FaAlGrad: Fairness through Alignment of Gradients across Different Subpopulations

Authors: Nikita Malik, Konda Reddy Mopuri

TMLR 2025 | Venue PDF | Archive PDF | Plain Text | LLM Run Details

Reproducibility Variable Result LLM Response
Research Type Experimental Our experiments on multiple benchmark datasets demonstrate significant improvements in fairness metrics without having any exclusive regularizers for fairness.
Researcher Affiliation Academia Nikita Malik EMAIL Department of Information Technology Manipal Institute Of Technology, Manipal Konda Reddy Mopuri EMAIL Department of Artificial Intelligence Indian Institute of Technology Hyderabad.
Pseudocode No The paper does not contain a clearly labeled pseudocode or algorithm block. The methodology is described in natural language and mathematical formulas.
Open Source Code No Sample code for implementing the proposed framework is available at this link.
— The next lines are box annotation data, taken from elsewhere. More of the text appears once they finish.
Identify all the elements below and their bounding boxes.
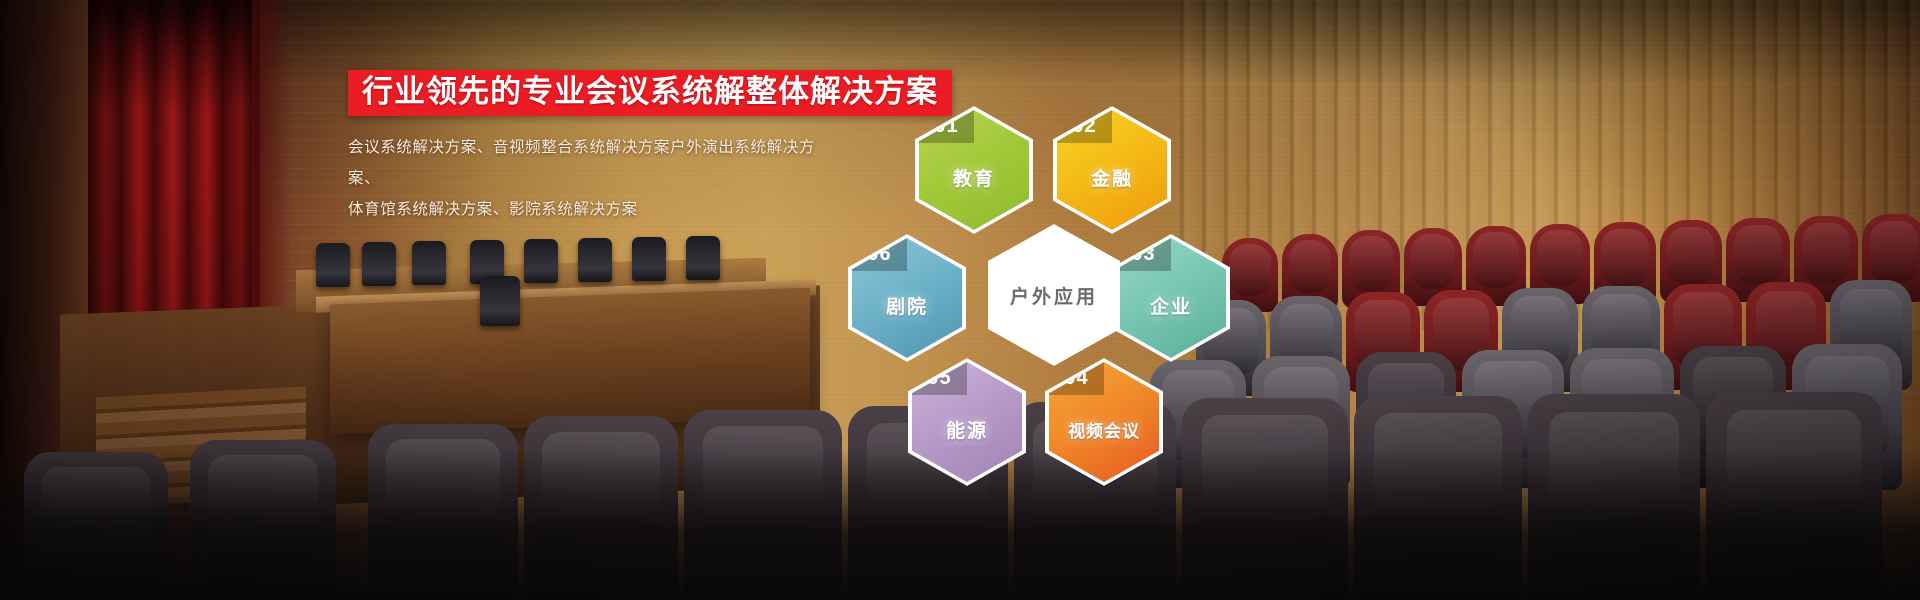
hexagon-number: 03: [1116, 238, 1171, 271]
hexagon-item-05-energy[interactable]: 05 能源: [908, 358, 1026, 486]
hexagon-number: 02: [1057, 110, 1112, 143]
hexagon-item-01-education[interactable]: 01 教育: [915, 106, 1033, 234]
hexagon-item-03-enterprise[interactable]: 03 企业: [1112, 234, 1230, 362]
hexagon-label: 剧院: [886, 292, 928, 319]
hexagon-cluster: 01 教育 02 金融 03 企业 04 视频会议: [840, 100, 1260, 480]
hexagon-center-outdoor-application[interactable]: 户外应用: [988, 224, 1120, 366]
hexagon-number: 05: [912, 362, 967, 395]
hexagon-face: 户外应用: [992, 228, 1116, 362]
hexagon-number: 01: [919, 110, 974, 143]
hero-subtitle-line-1: 会议系统解决方案、音视频整合系统解决方案户外演出系统解决方案、: [348, 132, 818, 194]
hero-subtitle: 会议系统解决方案、音视频整合系统解决方案户外演出系统解决方案、 体育馆系统解决方…: [348, 132, 818, 225]
hexagon-number: 06: [852, 238, 907, 271]
hexagon-item-06-theater[interactable]: 06 剧院: [848, 234, 966, 362]
hexagon-item-02-finance[interactable]: 02 金融: [1053, 106, 1171, 234]
hexagon-label: 视频会议: [1068, 417, 1140, 442]
hero-banner: 行业领先的专业会议系统解整体解决方案 会议系统解决方案、音视频整合系统解决方案户…: [0, 0, 1920, 600]
hexagon-center-label: 户外应用: [1010, 282, 1098, 309]
hexagon-label: 教育: [953, 164, 995, 191]
hero-subtitle-line-2: 体育馆系统解决方案、影院系统解决方案: [348, 194, 818, 225]
hexagon-item-04-video-conference[interactable]: 04 视频会议: [1045, 358, 1163, 486]
hexagon-label: 金融: [1091, 164, 1133, 191]
hexagon-number: 04: [1049, 362, 1104, 395]
hexagon-label: 能源: [946, 416, 988, 443]
hexagon-label: 企业: [1150, 292, 1192, 319]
The actual link is missing from the provided text.
Open Datasets Yes To evaluate the effectiveness of our approach, we conducted extensive experiments on four well-known classification datasets: the compas, Communities and Crimes, and the Adult dataset. ... 1. Compas Dataset Pro Publica (2013): ... 2. Adult Dataset Becker & Kohavi (1996): ... 3. Communities and Crime Dataset Redmond (2011): ... 4. German Credit Dataset Hofmann (1994):
Dataset Splits Yes The datasets were divided into training, validation and test sets in a 70%, 15%, 15% split respectively.
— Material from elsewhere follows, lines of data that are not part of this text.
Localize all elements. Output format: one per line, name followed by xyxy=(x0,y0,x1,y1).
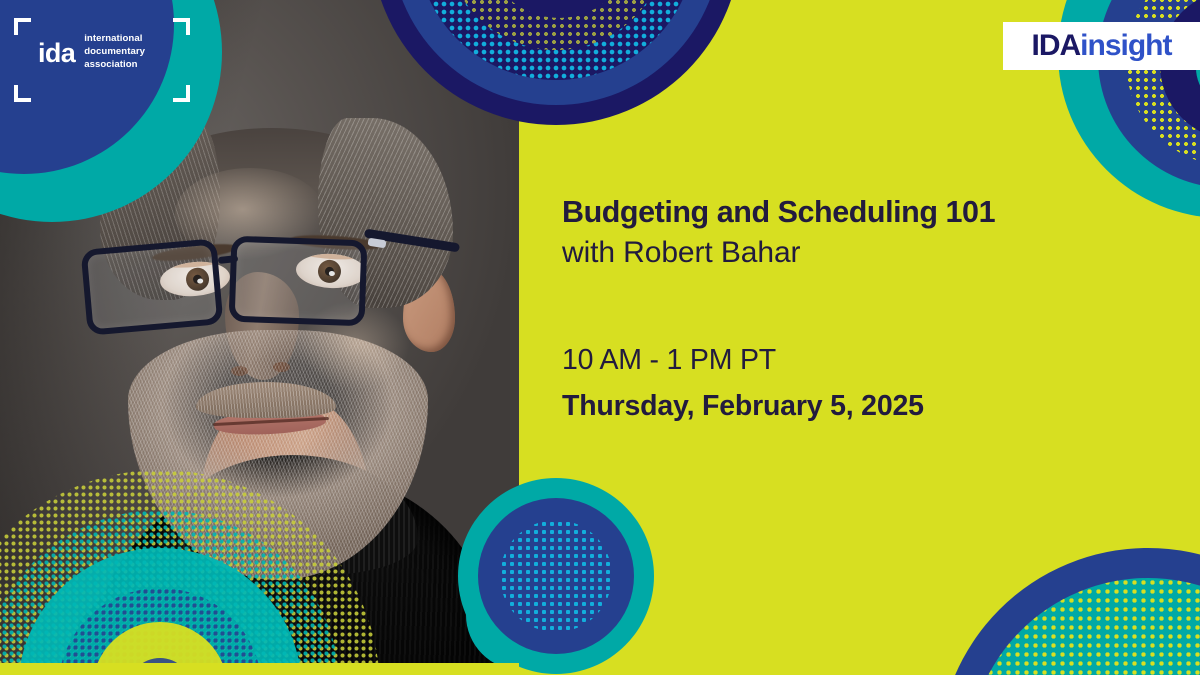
event-heading-block: Budgeting and Scheduling 101 with Robert… xyxy=(562,193,1162,272)
lens-left xyxy=(81,238,224,336)
ida-logo[interactable]: ida international documentary associatio… xyxy=(14,18,190,102)
corner-bracket-bottom-left-icon xyxy=(14,85,31,102)
event-title: Budgeting and Scheduling 101 xyxy=(562,193,1162,233)
idainsight-wordmark-badge[interactable]: IDAinsight xyxy=(1003,22,1200,70)
corner-bracket-top-left-icon xyxy=(14,18,31,35)
wordmark-secondary: insight xyxy=(1080,29,1171,62)
idainsight-wordmark: IDAinsight xyxy=(1032,29,1172,63)
event-schedule-block: 10 AM - 1 PM PT Thursday, February 5, 20… xyxy=(562,338,1162,429)
eyeglasses-icon xyxy=(78,238,448,358)
ida-logo-lockup: ida international documentary associatio… xyxy=(38,32,145,72)
ida-logo-subtitle: international documentary association xyxy=(84,32,145,72)
event-time: 10 AM - 1 PM PT xyxy=(562,338,1162,384)
corner-bracket-top-right-icon xyxy=(173,18,190,35)
glasses-hinge xyxy=(367,238,386,249)
event-date: Thursday, February 5, 2025 xyxy=(562,384,1162,430)
ida-logo-wordmark: ida xyxy=(38,41,75,66)
ida-subtitle-line-2: documentary xyxy=(84,45,145,58)
event-speaker: with Robert Bahar xyxy=(562,233,1162,273)
lens-right xyxy=(229,236,368,327)
bottom-yellow-strip xyxy=(0,663,519,675)
wordmark-primary: IDA xyxy=(1032,29,1081,62)
corner-bracket-bottom-right-icon xyxy=(173,85,190,102)
ida-subtitle-line-1: international xyxy=(84,32,145,45)
event-graphic-canvas: ida international documentary associatio… xyxy=(0,0,1200,675)
ida-subtitle-line-3: association xyxy=(84,58,145,71)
Hardware Specification Yes The experiments were conducted on a workstation with an Intel(R) Core(TM) i7-9750H CPU running at 2.60GHz, which features 6 physical cores and 12 logical threads. Additionally, the system was equipped with an NVIDIA Ge Force GTX 1650 GPU and 32 GB of RAM.
Software Dependencies Yes The software environment utilized Python version 3.11.1 for implementing and running the experiments. ... We use the fairlearn library Weerts et al. (2023) to compute the mentioned fairness metrics.
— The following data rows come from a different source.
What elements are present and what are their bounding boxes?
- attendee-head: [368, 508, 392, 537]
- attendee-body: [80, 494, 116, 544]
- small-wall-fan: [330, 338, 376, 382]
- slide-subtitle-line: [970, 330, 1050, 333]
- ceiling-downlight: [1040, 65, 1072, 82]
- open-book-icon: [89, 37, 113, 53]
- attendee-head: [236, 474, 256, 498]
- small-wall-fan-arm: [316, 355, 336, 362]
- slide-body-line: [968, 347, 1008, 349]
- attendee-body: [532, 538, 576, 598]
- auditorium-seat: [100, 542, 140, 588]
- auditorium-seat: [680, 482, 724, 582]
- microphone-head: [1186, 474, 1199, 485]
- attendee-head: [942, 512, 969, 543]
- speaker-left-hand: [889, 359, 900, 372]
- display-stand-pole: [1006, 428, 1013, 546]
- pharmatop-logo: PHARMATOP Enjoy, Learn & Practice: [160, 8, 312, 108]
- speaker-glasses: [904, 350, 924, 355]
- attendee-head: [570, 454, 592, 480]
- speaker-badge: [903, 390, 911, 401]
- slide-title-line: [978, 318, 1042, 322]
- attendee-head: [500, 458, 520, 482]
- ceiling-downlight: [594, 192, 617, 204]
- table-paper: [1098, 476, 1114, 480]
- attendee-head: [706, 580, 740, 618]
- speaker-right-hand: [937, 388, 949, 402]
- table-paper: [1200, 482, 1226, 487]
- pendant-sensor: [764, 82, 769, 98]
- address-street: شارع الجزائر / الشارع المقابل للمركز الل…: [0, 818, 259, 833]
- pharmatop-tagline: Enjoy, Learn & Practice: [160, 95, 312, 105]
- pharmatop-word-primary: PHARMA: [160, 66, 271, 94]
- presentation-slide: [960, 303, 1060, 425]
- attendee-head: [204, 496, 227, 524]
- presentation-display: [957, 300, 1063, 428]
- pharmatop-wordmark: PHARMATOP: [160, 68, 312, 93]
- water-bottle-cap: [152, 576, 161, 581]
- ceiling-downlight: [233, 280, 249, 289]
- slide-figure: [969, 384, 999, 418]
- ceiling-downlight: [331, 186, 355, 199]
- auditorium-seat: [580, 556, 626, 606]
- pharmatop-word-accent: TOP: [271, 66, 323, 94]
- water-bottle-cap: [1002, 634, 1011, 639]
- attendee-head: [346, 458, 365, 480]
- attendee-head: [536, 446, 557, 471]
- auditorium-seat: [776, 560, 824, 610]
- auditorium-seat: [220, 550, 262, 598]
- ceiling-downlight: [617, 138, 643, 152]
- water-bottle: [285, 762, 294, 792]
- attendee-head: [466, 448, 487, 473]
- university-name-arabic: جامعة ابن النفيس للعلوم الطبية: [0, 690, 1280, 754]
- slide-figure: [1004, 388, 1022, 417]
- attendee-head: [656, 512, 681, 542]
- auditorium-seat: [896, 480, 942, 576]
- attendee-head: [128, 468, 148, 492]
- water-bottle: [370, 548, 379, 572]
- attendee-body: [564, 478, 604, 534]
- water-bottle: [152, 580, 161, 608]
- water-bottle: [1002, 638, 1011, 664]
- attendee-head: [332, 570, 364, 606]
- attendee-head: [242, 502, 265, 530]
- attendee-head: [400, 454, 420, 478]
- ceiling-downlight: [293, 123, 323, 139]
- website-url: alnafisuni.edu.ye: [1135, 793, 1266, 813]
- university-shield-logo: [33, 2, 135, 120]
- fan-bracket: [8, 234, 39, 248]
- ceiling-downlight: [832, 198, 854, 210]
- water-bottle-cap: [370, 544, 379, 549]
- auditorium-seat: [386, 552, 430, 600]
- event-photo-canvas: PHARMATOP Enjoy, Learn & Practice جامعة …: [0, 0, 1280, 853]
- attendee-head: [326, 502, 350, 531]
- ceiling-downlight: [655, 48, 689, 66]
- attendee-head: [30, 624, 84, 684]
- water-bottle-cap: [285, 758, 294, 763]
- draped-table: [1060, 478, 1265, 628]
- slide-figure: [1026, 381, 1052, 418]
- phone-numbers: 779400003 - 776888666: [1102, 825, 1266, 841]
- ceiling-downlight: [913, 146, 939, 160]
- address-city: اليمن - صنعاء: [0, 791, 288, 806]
Experiment Setup Yes A fixed learning rate of 0.001 is utilized, and the Re LU activation function is applied during training. ... For the compas dataset, an MLP with one hidden layer, the Re LU activation function, and inner and outer learning rates of 0.01 were used. For the Adult dataset, also similar setup with two hidden layers was used, and the inner and outer loop learning rates were 0.001. For the Communities and Crime dataset, MLP with one hidden layer, tanh activation function, and inner and outer loop learning rates of 0.005 and 0.001 were used. For the German Credit Dataset, MLP with one hidden layer, relu activation function and inner and outer learning rates of 0.005 and 0.1 were used.